Vous partagez ce soir l'affiche avec deux groupes à tendance trad', j'ai nommé GOULAMAS'K et SPI ET LA GAUDRIOLE. Que pensez-vous de ce retour du trad au sein du giron rock'n'roll ? A la suite de groupes tels les mythiques POGUES ou encore les DROPKICK MURPHYS dans le rock costaud, ils essayent de remettre au goût du jour l'appartenance à une culture qui leur est propre, attitude qui semblait être oubliée au milieu d'une scène rock uniforme et aseptisée, peu concernée par grand' chose. Vive la diversité !

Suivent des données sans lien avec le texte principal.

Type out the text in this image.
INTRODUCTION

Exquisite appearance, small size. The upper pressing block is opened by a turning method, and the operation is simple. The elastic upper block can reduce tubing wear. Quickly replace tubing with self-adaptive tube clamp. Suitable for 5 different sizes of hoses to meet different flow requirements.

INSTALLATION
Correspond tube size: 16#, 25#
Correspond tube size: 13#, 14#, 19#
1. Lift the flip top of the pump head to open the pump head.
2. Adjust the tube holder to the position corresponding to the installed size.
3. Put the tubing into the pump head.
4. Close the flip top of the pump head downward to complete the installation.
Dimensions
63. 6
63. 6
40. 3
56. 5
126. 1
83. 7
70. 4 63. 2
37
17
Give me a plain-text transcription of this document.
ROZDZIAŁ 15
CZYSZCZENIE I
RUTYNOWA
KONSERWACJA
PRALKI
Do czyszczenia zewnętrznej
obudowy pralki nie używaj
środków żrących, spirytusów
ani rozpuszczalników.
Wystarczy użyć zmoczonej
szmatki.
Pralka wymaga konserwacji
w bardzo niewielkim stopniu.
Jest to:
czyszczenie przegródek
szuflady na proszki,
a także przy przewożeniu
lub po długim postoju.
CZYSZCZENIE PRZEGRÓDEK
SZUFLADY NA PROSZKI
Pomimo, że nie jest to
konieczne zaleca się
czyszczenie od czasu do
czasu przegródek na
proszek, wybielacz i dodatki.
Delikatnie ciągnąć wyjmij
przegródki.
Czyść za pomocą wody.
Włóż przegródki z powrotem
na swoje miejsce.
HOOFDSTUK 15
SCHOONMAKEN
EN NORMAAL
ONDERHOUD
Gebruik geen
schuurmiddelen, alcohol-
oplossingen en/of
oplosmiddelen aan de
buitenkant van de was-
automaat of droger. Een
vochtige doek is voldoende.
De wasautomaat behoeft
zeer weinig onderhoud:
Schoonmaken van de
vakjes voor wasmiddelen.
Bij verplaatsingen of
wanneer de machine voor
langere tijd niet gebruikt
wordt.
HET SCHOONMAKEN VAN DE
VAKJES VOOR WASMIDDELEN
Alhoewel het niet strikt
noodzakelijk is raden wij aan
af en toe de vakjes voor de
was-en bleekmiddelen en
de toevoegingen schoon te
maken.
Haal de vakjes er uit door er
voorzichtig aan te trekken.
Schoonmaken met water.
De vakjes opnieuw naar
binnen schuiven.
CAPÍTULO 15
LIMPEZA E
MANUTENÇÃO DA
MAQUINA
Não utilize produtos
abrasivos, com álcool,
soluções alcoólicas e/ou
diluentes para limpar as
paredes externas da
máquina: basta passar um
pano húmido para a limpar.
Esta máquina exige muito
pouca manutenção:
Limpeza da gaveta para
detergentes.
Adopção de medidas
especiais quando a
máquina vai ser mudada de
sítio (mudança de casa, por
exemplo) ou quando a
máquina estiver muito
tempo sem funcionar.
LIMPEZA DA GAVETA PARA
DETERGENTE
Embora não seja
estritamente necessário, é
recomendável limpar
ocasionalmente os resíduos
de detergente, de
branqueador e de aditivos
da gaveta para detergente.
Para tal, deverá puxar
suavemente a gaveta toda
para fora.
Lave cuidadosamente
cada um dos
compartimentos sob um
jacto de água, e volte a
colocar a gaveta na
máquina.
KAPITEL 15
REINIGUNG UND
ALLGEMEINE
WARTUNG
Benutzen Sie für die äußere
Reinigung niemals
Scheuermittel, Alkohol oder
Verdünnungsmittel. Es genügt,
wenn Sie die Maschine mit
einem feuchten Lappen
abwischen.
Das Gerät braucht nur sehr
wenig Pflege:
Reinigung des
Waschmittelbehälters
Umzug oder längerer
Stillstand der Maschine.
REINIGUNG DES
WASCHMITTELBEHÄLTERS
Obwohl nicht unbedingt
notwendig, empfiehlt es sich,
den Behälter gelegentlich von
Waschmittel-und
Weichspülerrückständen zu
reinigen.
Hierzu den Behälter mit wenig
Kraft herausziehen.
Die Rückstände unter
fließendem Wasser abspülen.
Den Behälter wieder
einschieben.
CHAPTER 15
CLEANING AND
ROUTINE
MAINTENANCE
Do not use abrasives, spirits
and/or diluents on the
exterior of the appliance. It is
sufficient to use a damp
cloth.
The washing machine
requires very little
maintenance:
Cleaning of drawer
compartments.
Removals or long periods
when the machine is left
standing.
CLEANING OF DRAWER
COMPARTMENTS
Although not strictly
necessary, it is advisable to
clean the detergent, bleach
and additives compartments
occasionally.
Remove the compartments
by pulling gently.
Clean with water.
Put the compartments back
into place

Aujourd'hui le rock c'est aussi du trad' depuis le temps qu'il est là, rentré dans les mœurs, le punk aussi, et comme tous les espaces de liberté sont menacés, le punk représente une issue de secours contre une oligarchie qui se gave, un système oppressant. Il y aura toujours des punks, et aujourd'hui plus que jamais. Personne ne doit supporter la situation actuelle. La politique française basée sur la répression... D'ailleurs on vient en Occitanie, pas en France. Le punk, c'est de l'énergie pure, et pas forcement à voir avec le duo crête / bière, c'est de l'action directe artistique par exemple pour la résistance bretonne, chti, occitane ou basque. Les Bretons sont très travailleurs et sur terre et sur mer et quand ils rentrent ils aiment de bonnes fêtes mais aujourd'hui tout doit fermer tôt grâce à Sarkozy. Pourtant en Bretagne la bière est une tradition. Les fêtes là-bas sont bon enfant, c'est la tribu qui se réunit. Tout se passe bien, sans violence... Mais l'État a peur que gens se connectent positivement. La Bretagne ne se reconnaît pas dans cette France raciste, libérale à l'américaine. Ce système détruit la planète pour le profit, Sarko relance même le nucléaire ! Autre sujet, la dépénalisation du cannabis. L'alcool est clairement la défonce permise par l'État. Par contre le cannabis qui est une plante incroyable à tous les niveaux reste prohibé, je refuse de participer à ça et c'est pour ça que je me suis proclamé réfugié politique en Bretagne. Je ne peux pas cautionner tout ça. « La fête oui, mais la lutte aussi » !

Quels sont les futurs projets du groupe pour 2010 ? Des dates importantes à annoncer ?

L'album sort bientôt 1 avec beaucoup de participants dont BLACK FIRE, avec un morceau en soutien à Leonard Peltier, qu'Obama, un vrai visage pâle en vérité, devait faire libérer, un mensonge de plus.

Les derniers mots sont pour vous, merci pour vos réponses et bon concert !

Nous signalons que nous sommes un groupe yes future, qu'il y a des choses à faire pour nos enfants, notre et leur planète, le prochain album Amzer an dispac' h (Le temps de la révolte) arrive bientôt mais toujours dans un esprit bon enfant, festif, on est pas des guerriers mais des bardes. Un artiste pas politisé n'est pas un artiste car seuls les artistes sont libres aujourd'hui de s'exprimer je n'ai jamais été intermittent en trente-trois ans de musique pour être libre, un OVNI sûrement mais j'aime bien être la où il n'y personne.